Pham Van Tu, a local resident and freelance tour guide, said he had received a lot of complaints from visitors.
“They read in the media that Ha Long Bay is beautiful, but when they saw a lot of floating trash, they didn’t want to swim or go canoeing and they hesitated to tell their friends and family to visit,” he said.
Rapid economic growth, urbanisation and changing lifestyles in communist Vietnam have led to a “plastic pollution crisis”, according to the World Bank.
A report in 2022 estimated 3.1 million tonnes of plastic waste are generated every year, with at least 10 per cent leaking into the waterways, making Vietnam one of the top five plastic polluters of the world’s oceans.
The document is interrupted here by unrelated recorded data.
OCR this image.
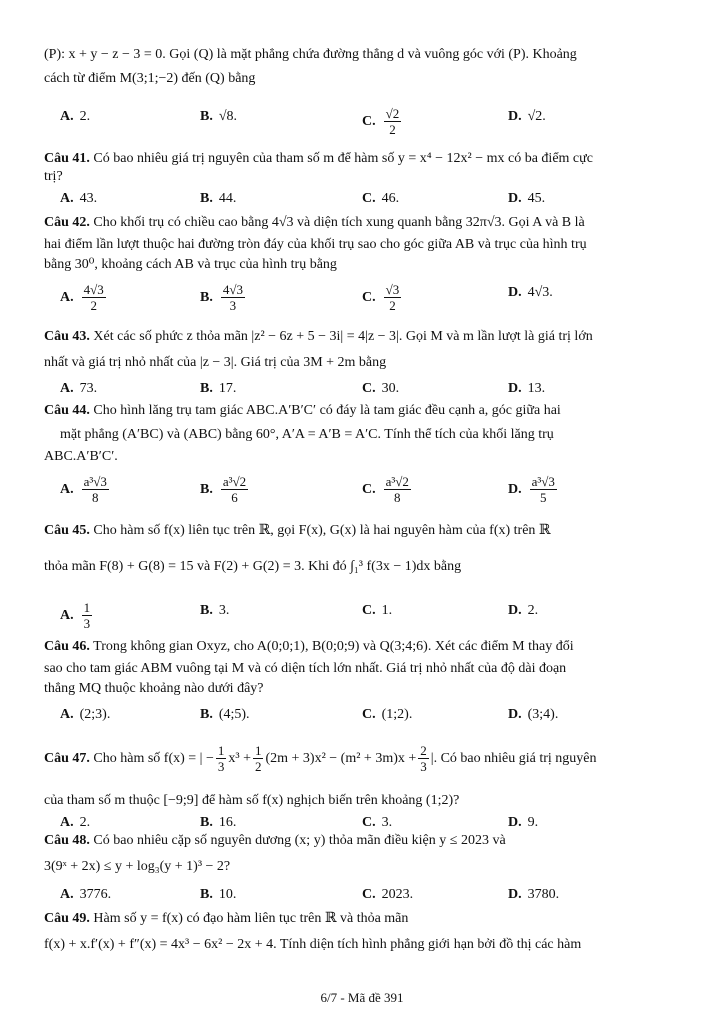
(P): x + y − z − 3 = 0. Gọi (Q) là mặt phẳng chứa đường thẳng d và vuông góc với (P). Khoảng
cách từ điểm M(3;1;−2) đến (Q) bằng
A. 2.	B. √8.	C. $\frac{√2}{2}$	D. √2.
Câu 41. Có bao nhiêu giá trị nguyên của tham số m để hàm số y = x⁴ − 12x² − mx có ba điểm cực
trị?
A. 43.	B. 44.	C. 46.	D. 45.
Câu 42. Cho khối trụ có chiều cao bằng 4√3 và diện tích xung quanh bằng 32π√3. Gọi A và B là
hai điểm lần lượt thuộc hai đường tròn đáy của khối trụ sao cho góc giữa AB và trục của hình trụ
bằng 30⁰, khoảng cách AB và trục của hình trụ bằng
A. $\frac{4√3}{2}$	B. $\frac{4√3}{3}$	C. $\frac{√3}{2}$	D. 4√3.
Câu 43. Xét các số phức z thỏa mãn |z² − 6z + 5 − 3i| = 4|z − 3|. Gọi M và m lần lượt là giá trị lớn
nhất và giá trị nhỏ nhất của |z − 3|. Giá trị của 3M + 2m bằng
A. 73.	B. 17.	C. 30.	D. 13.
Câu 44. Cho hình lăng trụ tam giác ABC.A′B′C′ có đáy là tam giác đều cạnh a, góc giữa hai
mặt phẳng (A′BC) và (ABC) bằng 60°, A′A = A′B = A′C. Tính thể tích của khối lăng trụ
ABC.A′B′C′.
A. $\frac{\text{a³√3}}{8}$	B. $\frac{\text{a³√2}}{6}$	C. $\frac{\text{a³√2}}{8}$	D. $\frac{\text{a³√3}}{5}$
Câu 45. Cho hàm số f(x) liên tục trên ℝ, gọi F(x), G(x) là hai nguyên hàm của f(x) trên ℝ
thỏa mãn F(8) + G(8) = 15 và F(2) + G(2) = 3. Khi đó ∫₁³ f(3x − 1)dx bằng
A. $\frac{1}{3}$	B. 3.	C. 1.	D. 2.
Câu 46. Trong không gian Oxyz, cho A(0;0;1), B(0;0;9) và Q(3;4;6). Xét các điểm M thay đổi
sao cho tam giác ABM vuông tại M và có diện tích lớn nhất. Giá trị nhỏ nhất của độ dài đoạn
thẳng MQ thuộc khoảng nào dưới đây?
A. (2;3).	B. (4;5).	C. (1;2).	D. (3;4).
Câu 47. Cho hàm số f(x) = | − $\frac{1}{3} x^3 + \frac{1}{2} (2m + 3)x^2 - (m^2 + 3m)x + \frac{2}{3}$ |. Có bao nhiêu giá trị nguyên
của tham số m thuộc [−9;9] để hàm số f(x) nghịch biến trên khoảng (1;2)?
A. 2.	B. 16.	C. 3.	D. 9.
Câu 48. Có bao nhiêu cặp số nguyên dương (x; y) thỏa mãn điều kiện y ≤ 2023 và
3(9ˣ + 2x) ≤ y + log₃(y + 1)³ − 2?
A. 3776.	B. 10.	C. 2023.	D. 3780.
Câu 49. Hàm số y = f(x) có đạo hàm liên tục trên ℝ và thỏa mãn
f(x) + x.f′(x) + f″(x) = 4x³ − 6x² − 2x + 4. Tính diện tích hình phẳng giới hạn bởi đồ thị các hàm
6/7 - Mã đề 391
The volume of leakage could more than double by 2030, the World Bank warns.
Larissa Helfer, 21, who travelled to Vietnam from her home in Germany, said Ha Long Bay was beautiful but the trash problem would be one of her strongest memories of the trip.
“Normally you (might say) ‘Look at the view! Look at the fishing villages!'” she told AFP.
But here “you have to talk about the trash, (you say) ‘oh god… look at the plastic bottles and things in the sea.’ And it makes you sad.”
Thinh, the trash collector, grew up in Ha Long and remembers a very different bay.
“It didn’t look so terrible,” she said.
“Of course, a lot of work makes me tired and irritated,” she admitted. “But we must do our work.”